David Peace's seminal Red Riding Quartet is one of the most incredible examples of the potential for noir. His books are historical, crime ridden, corruption dense, conspiracy laden, thematic and contain enough literary juice to satisfy the bravest of Jane Austen scholars. The novels - Nineteen Seventy-Four, Nineteen Seventy-Seven, Nineteen Eighty, Nineteen Eighty-Three- are compellingly dark, gritty and ultimately perfect. However, you cannot read one of the novels but rather must make your tangled way through each book before they can be viewed as one complete masterpiece. I thought about reviewing them separately but wanted to see how well it hangs together. The short answer: unbelievably well.
The series starts off with something amiss in Yorkshire in 1974, a little girl named Clare Kempley has gone missing. One crusading journalist discovers the disappearence may tie to many more. In 1977 two characters, one a decorated police officer and the other a drunk journalist investigate the gruesome Yorkshire Ripper killings. The murderer has a particular hate on for street workers and brutally mutilates his victims. In 1980 an IA officer named Peter Hunter tangles with the Ripper and the deepening murk surrounding Yorkshire. The brilliant 1983 ties the entire series together in an unexpected but beautiful way.
A warning - this is not bedtime reading, it is dark material and often disturbing. However, it is worthwhile to get through. Also, at times the book itself does not tie up all the loose ends but there is a payoff at the end so make sure to read them all!
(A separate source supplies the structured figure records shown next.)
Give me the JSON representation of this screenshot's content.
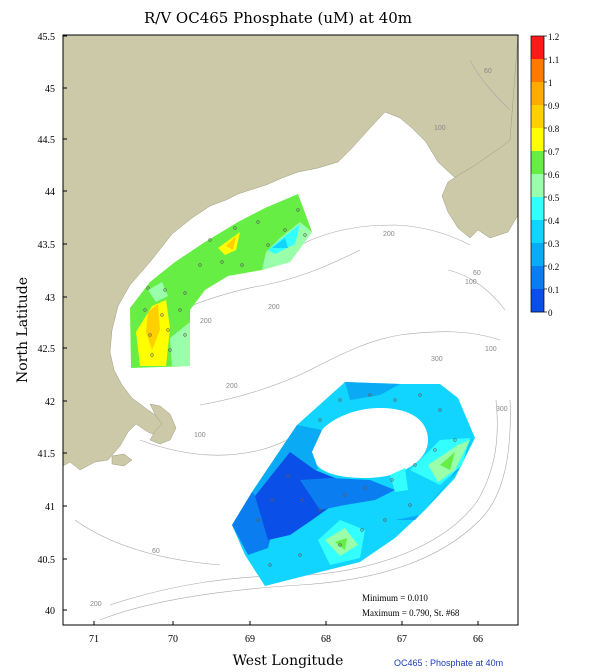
{
  "title": "R/V OC465 Phosphate (uM) at 40m",
  "x_axis": {
    "label": "West Longitude",
    "ticks": [
      "71",
      "70",
      "69",
      "68",
      "67",
      "66"
    ]
  },
  "y_axis": {
    "label": "North Latitude",
    "ticks": [
      "45.5",
      "45",
      "44.5",
      "44",
      "43.5",
      "43",
      "42.5",
      "42",
      "41.5",
      "41",
      "40.5",
      "40"
    ]
  },
  "colorbar": {
    "ticks": [
      "1.2",
      "1.1",
      "1",
      "0.9",
      "0.8",
      "0.7",
      "0.6",
      "0.5",
      "0.4",
      "0.3",
      "0.2",
      "0.1",
      "0"
    ],
    "colors": [
      "#ff1a1a",
      "#ff7a00",
      "#ffaa00",
      "#ffd000",
      "#ffff00",
      "#66ee44",
      "#99ffaa",
      "#33ffff",
      "#11d4ff",
      "#0aaaf5",
      "#0a7ef0",
      "#0a50e8"
    ]
  },
  "depth_contour_labels": [
    "60",
    "100",
    "200",
    "200",
    "200",
    "200",
    "300",
    "100",
    "100",
    "60",
    "100",
    "300",
    "60",
    "200"
  ],
  "stats": {
    "minimum": "Minimum = 0.010",
    "maximum": "Maximum = 0.790, St. #68"
  },
  "footer": "OC465 : Phosphate at 40m",
  "colors": {
    "land": "#cbc9a8",
    "isobath": "#a8a8a8",
    "footer_text": "#1a3cb8"
  }
}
Take my favourite moment from the entire series, (SPOILER ALERT) in 1980 (as in real life which Peace takes as his grounding) the Yorkshire Ripper is caught and confesses to thirteen murders. The one problem - several "ripper" killings remain unaccounted for. The police ask him if he did it, his response is so utterly perfect and chilling that it has become one of my all-time book moments:
Yorkshire Ripper: "It was him."
Yorkshire Ripper: "Other guy".
With that line, Peace transcends the genre and comes as close to Ellroy (while maintaining a distinct style) as anyone yet.
Highly recommended but make sure to keep your night light handy.